Şevval Sam / Benim için müzik sonsuz oyun alanı

0

İlk gençlik yıllarında dansa ilgi duyan, tango dersleri alan şarkıcı Şevval Sam yıllar sonra bu türün sevilen örneklerini repertuvarına kattı. Yeni albümünde Türk ve dünya tangolarını yeni bir yaklaşımla yorumluyor. 10 Aralık’ta İş Sanat’ta vereceği konserde, albümden eserleri seslendirecek, ayrıca konuk sanatçı Cihat Aşkın’ın kemanı eşliğinde dans edecek. Sam “Tango bir dünya müziğidir ve zamansızdır. Tabii ki bir farkla, bugünkü tangolar, geçmişin zarif ve masum romantizmini pek taşımıyor.”

Son yıllarda birbiri ardına gelen tematik projeler hazırlıyorsunuz. Karadeniz türküleri, Türk Sanat Müziği ve arabeskin ses coğrafyasında çıktığınız yolculuklar müziğe bakışınızda, yorumculuğunuzda ne gibi değişiklere yol açtı, ne gibi izler bıraktı?
– Müzikal olarak akademik bir geçmişim olmadığı için projeler hep benim eğitim alanım oldu. Bir tek farkla; bir çocuğun gelişimini ailesini izler, benim sürecimi dinleyicilerden oluşan geniş bir aile izliyor… Tabii her yeni proje benim için yeni bir keşif ve deneyim alanı aslında. Bir açıdan oyunculuk gibi de… Her farklı tarz yeni bir karakter analizi gibi… Tangoyu arabesk tavrıyla söylediğimi düşünsenize… Ya da tam tersi… Tabii bütün bu süreçlerin sadece müzikal olarak değil, varoluş sürecimde de karşılığı var..

Neden tek tema üzerine yoğunlaşmayı tercih etmediniz, gelecekte de bu tür arayışlarınız devam edecek mi?
– Hayatı kendi algınızda keyifli hale getirmeyi beceremediğiniz takdirde bu dünya yaşanabilecek bir yer değil. Başkasına endeksli yaşamlar mutsuzluk getirir, ben kendim için şarkı söylüyorum. Benim için ‘müzik’ var. İyi örnekleri olmak koşuluyla bütün farklı tarzlara ilgi duyuyorum. Birini söylesem diğerinde aklım kalıyor. Bu içten gelen bir şey… Müziğin içinden akıp geçmeyi seviyorum ben. Sonsuz bir oyun alanı…
Son dönemde neler dinliyorsunuz, düşünsel olarak hangi kaynaklardan besleniyorsunuz?
– Ağırlıklı caz dinliyorum.
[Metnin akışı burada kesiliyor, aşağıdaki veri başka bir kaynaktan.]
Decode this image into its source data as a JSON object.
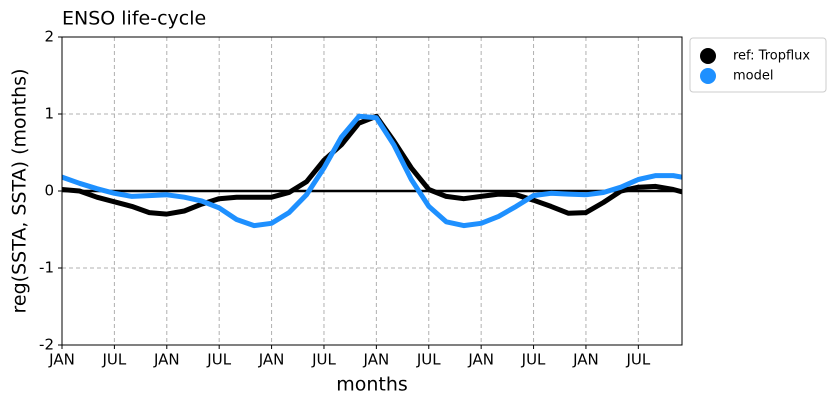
{
  "chart_data": {
    "type": "line",
    "title": "ENSO life-cycle",
    "xlabel": "months",
    "ylabel": "reg(SSTA, SSTA) (months)",
    "x": [
      0,
      2,
      4,
      6,
      8,
      10,
      12,
      14,
      16,
      18,
      20,
      22,
      24,
      26,
      28,
      30,
      32,
      34,
      36,
      38,
      40,
      42,
      44,
      46,
      48,
      50,
      52,
      54,
      56,
      58,
      60,
      62,
      64,
      66,
      68,
      70,
      71
    ],
    "series": [
      {
        "name": "ref: Tropflux",
        "color": "#000000",
        "values": [
          0.02,
          0.0,
          -0.08,
          -0.14,
          -0.2,
          -0.28,
          -0.3,
          -0.26,
          -0.17,
          -0.1,
          -0.08,
          -0.08,
          -0.08,
          -0.02,
          0.12,
          0.4,
          0.6,
          0.88,
          0.97,
          0.65,
          0.3,
          0.02,
          -0.07,
          -0.1,
          -0.07,
          -0.04,
          -0.05,
          -0.12,
          -0.2,
          -0.29,
          -0.28,
          -0.15,
          0.0,
          0.05,
          0.06,
          0.02,
          -0.01
        ]
      },
      {
        "name": "model",
        "color": "#1e90ff",
        "values": [
          0.18,
          0.1,
          0.03,
          -0.03,
          -0.07,
          -0.06,
          -0.05,
          -0.08,
          -0.13,
          -0.22,
          -0.37,
          -0.45,
          -0.42,
          -0.28,
          -0.05,
          0.3,
          0.7,
          0.97,
          0.95,
          0.6,
          0.15,
          -0.2,
          -0.4,
          -0.45,
          -0.42,
          -0.33,
          -0.2,
          -0.06,
          -0.03,
          -0.04,
          -0.05,
          -0.02,
          0.05,
          0.15,
          0.2,
          0.2,
          0.18
        ]
      }
    ],
    "xlim": [
      0,
      71
    ],
    "xticks": [
      {
        "value": 0,
        "label": "JAN"
      },
      {
        "value": 6,
        "label": "JUL"
      },
      {
        "value": 12,
        "label": "JAN"
      },
      {
        "value": 18,
        "label": "JUL"
      },
      {
        "value": 24,
        "label": "JAN"
      },
      {
        "value": 30,
        "label": "JUL"
      },
      {
        "value": 36,
        "label": "JAN"
      },
      {
        "value": 42,
        "label": "JUL"
      },
      {
        "value": 48,
        "label": "JAN"
      },
      {
        "value": 54,
        "label": "JUL"
      },
      {
        "value": 60,
        "label": "JAN"
      },
      {
        "value": 66,
        "label": "JUL"
      }
    ],
    "ylim": [
      -2,
      2
    ],
    "yticks": [
      -2,
      -1,
      0,
      1,
      2
    ],
    "grid": true,
    "legend": "outside-upper-right"
  }
}
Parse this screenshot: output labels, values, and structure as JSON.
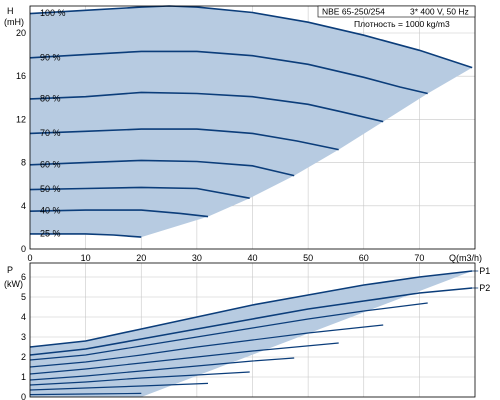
{
  "colors": {
    "curve": "#0b3d7a",
    "fill": "#b7cbe1",
    "grid": "#c8c8c8",
    "axis": "#000000"
  },
  "chart_data": [
    {
      "type": "line",
      "title": "NBE 65-250/254",
      "subtitle": "3* 400 V, 50 Hz",
      "annotation": "Плотность = 1000 kg/m3",
      "xlabel": "Q(m3/h)",
      "ylabel": "H",
      "yunit": "(mH)",
      "xlim": [
        0,
        80
      ],
      "ylim": [
        0,
        22.5
      ],
      "xticks": [
        0,
        10,
        20,
        30,
        40,
        50,
        60,
        70
      ],
      "yticks": [
        0,
        4,
        8,
        12,
        16,
        20
      ],
      "grid": true,
      "fill_region": true,
      "series": [
        {
          "name": "100 %",
          "x": [
            0,
            10,
            20,
            25,
            30,
            40,
            50,
            60,
            70,
            79.5
          ],
          "y": [
            21.8,
            22.1,
            22.4,
            22.5,
            22.4,
            21.9,
            21.0,
            19.8,
            18.4,
            16.8
          ]
        },
        {
          "name": "90 %",
          "x": [
            0,
            10,
            20,
            30,
            40,
            50,
            60,
            66.5,
            71.5
          ],
          "y": [
            17.7,
            18.0,
            18.3,
            18.3,
            17.9,
            17.1,
            15.9,
            15.0,
            14.4
          ]
        },
        {
          "name": "80 %",
          "x": [
            0,
            10,
            20,
            30,
            40,
            50,
            56,
            63.5
          ],
          "y": [
            13.9,
            14.1,
            14.5,
            14.4,
            14.1,
            13.4,
            12.7,
            11.8
          ]
        },
        {
          "name": "70 %",
          "x": [
            0,
            10,
            20,
            30,
            40,
            48,
            55.5
          ],
          "y": [
            10.7,
            10.9,
            11.1,
            11.1,
            10.7,
            10.0,
            9.2
          ]
        },
        {
          "name": "60 %",
          "x": [
            0,
            10,
            20,
            30,
            40,
            47.5
          ],
          "y": [
            7.8,
            8.0,
            8.2,
            8.1,
            7.7,
            6.8
          ]
        },
        {
          "name": "50 %",
          "x": [
            0,
            10,
            20,
            30,
            39.5
          ],
          "y": [
            5.5,
            5.6,
            5.7,
            5.6,
            4.7
          ]
        },
        {
          "name": "40 %",
          "x": [
            0,
            10,
            20,
            27,
            32
          ],
          "y": [
            3.5,
            3.6,
            3.6,
            3.3,
            3.0
          ]
        },
        {
          "name": "25 %",
          "x": [
            0,
            10,
            15,
            20
          ],
          "y": [
            1.4,
            1.4,
            1.3,
            1.1
          ]
        }
      ],
      "boundary": {
        "x": [
          20,
          32,
          39.5,
          47.5,
          55.5,
          63.5,
          71.5,
          79.5
        ],
        "y": [
          1.1,
          3.0,
          4.7,
          6.8,
          9.2,
          11.8,
          14.4,
          16.8
        ]
      }
    },
    {
      "type": "line",
      "xlabel": "",
      "ylabel": "P",
      "yunit": "(kW)",
      "xlim": [
        0,
        80
      ],
      "ylim": [
        0,
        6.7
      ],
      "yticks": [
        0,
        1,
        2,
        3,
        4,
        5,
        6
      ],
      "grid": true,
      "fill_region": true,
      "series": [
        {
          "name": "P1",
          "x": [
            0,
            10,
            20,
            30,
            40,
            50,
            60,
            70,
            79.5
          ],
          "y": [
            2.5,
            2.8,
            3.4,
            4.0,
            4.6,
            5.1,
            5.6,
            6.0,
            6.3
          ]
        },
        {
          "name": "P2",
          "x": [
            0,
            10,
            20,
            30,
            40,
            50,
            60,
            70,
            79.5
          ],
          "y": [
            2.1,
            2.4,
            2.9,
            3.4,
            3.9,
            4.4,
            4.8,
            5.2,
            5.45
          ]
        }
      ],
      "speed_curves": [
        {
          "x": [
            0,
            10,
            20,
            30,
            40,
            50,
            60,
            71.5
          ],
          "y": [
            1.85,
            2.1,
            2.55,
            3.0,
            3.45,
            3.9,
            4.3,
            4.7
          ]
        },
        {
          "x": [
            0,
            10,
            20,
            30,
            40,
            50,
            63.5
          ],
          "y": [
            1.5,
            1.75,
            2.1,
            2.5,
            2.85,
            3.2,
            3.6
          ]
        },
        {
          "x": [
            0,
            10,
            20,
            30,
            40,
            55.5
          ],
          "y": [
            1.15,
            1.4,
            1.7,
            2.0,
            2.3,
            2.7
          ]
        },
        {
          "x": [
            0,
            10,
            20,
            30,
            40,
            47.5
          ],
          "y": [
            0.85,
            1.05,
            1.3,
            1.55,
            1.8,
            1.95
          ]
        },
        {
          "x": [
            0,
            10,
            20,
            30,
            39.5
          ],
          "y": [
            0.6,
            0.75,
            0.95,
            1.1,
            1.25
          ]
        },
        {
          "x": [
            0,
            10,
            20,
            32
          ],
          "y": [
            0.35,
            0.45,
            0.55,
            0.68
          ]
        },
        {
          "x": [
            0,
            10,
            20
          ],
          "y": [
            0.12,
            0.15,
            0.18
          ]
        }
      ]
    }
  ]
}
Müzik dinlemeyi de öğrenebiliyor insan. Daha önceleri tercihen tek sesli müzik dinliyordum. Şimdi armoni duymak hoşuma gidiyor. Dediğim gibi müzik, sonsuz bir kaynak benim için…
Çocukluk, ilk gençlik döneminizde tangolara ilgi duymuş muydunuz?
– İlk gençlik yıllarımda internet olmadığı için bu kadar fazla kaynağa ulaşamıyorduk. Dansa büyük bir ilgim vardı. Fakat dans kurslarına gelenler sadece düğününde dans edebilmeyi hedefleyen, dansla alakası olmayan kişilerdi. Bir – iki kez gittim, sıkıldım. Yine de içimdeki dans etme arzusu hiç bitmemiş olacak ki, tango söylemeye karar verir vermez dans çalışmalarına da başladım.

7 aranjörle çalıştım

Yeni CD’nizdeki repertuvarınız, Aralık 2013’teki İstanbul konseriniz Türk tangolarına odaklanmış. Bu eserler sizin için tango müziğinin ötesinde, geçmişin dünyasına yaptıkları göndermelerle anlam taşıyor mu?
– Aslında albümde sadece Türk tangoları yok, yeni besteler ve iki klasik Arjantin tangosu var. Ama belki şöyle diyebiliriz: Tango bir dünya müziğidir ve zamansızdır. Tabii ki bir farkla, bugünkü tangolar, geçmişin zarif ve masum romantizmini pek taşımıyor.
Tango projesinin hazırlığı, repertuvarın ortaya çıkışı ne kadar sürdü; nasıl hazırlandınız; eserlere yaklaşım, yorum konusunda tango çevresinden yardım aldınız mı?
– Tango albümünün hazırlığı başladığında, şarkılardan çok, aranjmanlar konusunda arayışımız vardı. Türkiye’de tango adına henüz denenmemiş bir sound olmasını tercih ediyorduk, çünkü zaten klasik tarzda çok fazla örnek vardı. Bunun yanında yeni besteler de olsun ve tango denilince akla ilk gelen dünyaca ünlü eserlere de yer verelim dedik. Aslında akışa bıraktık kendimizi. Yeni besteler bulduk. Astor Piazzolla’nın “Libertango”su ve Carlos Gardel’in “Por Una Cabeza”sı “olmazsa olmaz”lardandı. “Por una Cabeza”, “Bozcaada” olarak, “Libertango” ise “Özgürlük” tangosu adıyla ilk defa Türkçe okunmuş oldu. Albüm, yıllardır aşina olduğumuz klasik eserlerle de birleşince repertuvar tamamlandı. Albümde 7 farklı aranjörle çalıştık. Dünyaca ünlü keman virtüözü Cihat Aşkın albümün yıldızı diyebilirim. Sonuçta klasik, elektronik, alaturka ve özgün anlayışta düzenlenmiş 17 şarkıdan oluşan tango albümü hazırlanmış oldu. Albümün masteringi Londra’daki Abbey Road stüdyolarında Peter Mew tarafından yapıldı.
Türk tangoları repertuvarınız kaç eserden oluşuyor, bunların hepsine albümde yer verdiniz mi; albüm repertuvarını hangi ölçütlere göre seçtiniz?
– Türk tangoları ile ilgili, ulaşabildiğimiz bütün kayıtları dinledik. En çok bilinenler arasında da bir seçim yaptık. Mesela “Papatya Gibisin” yerine, daha az bilinen ve radyoda Zehra Eren’in okuduğu “Sensiz Kaldığım Geceler”i tercih ettik.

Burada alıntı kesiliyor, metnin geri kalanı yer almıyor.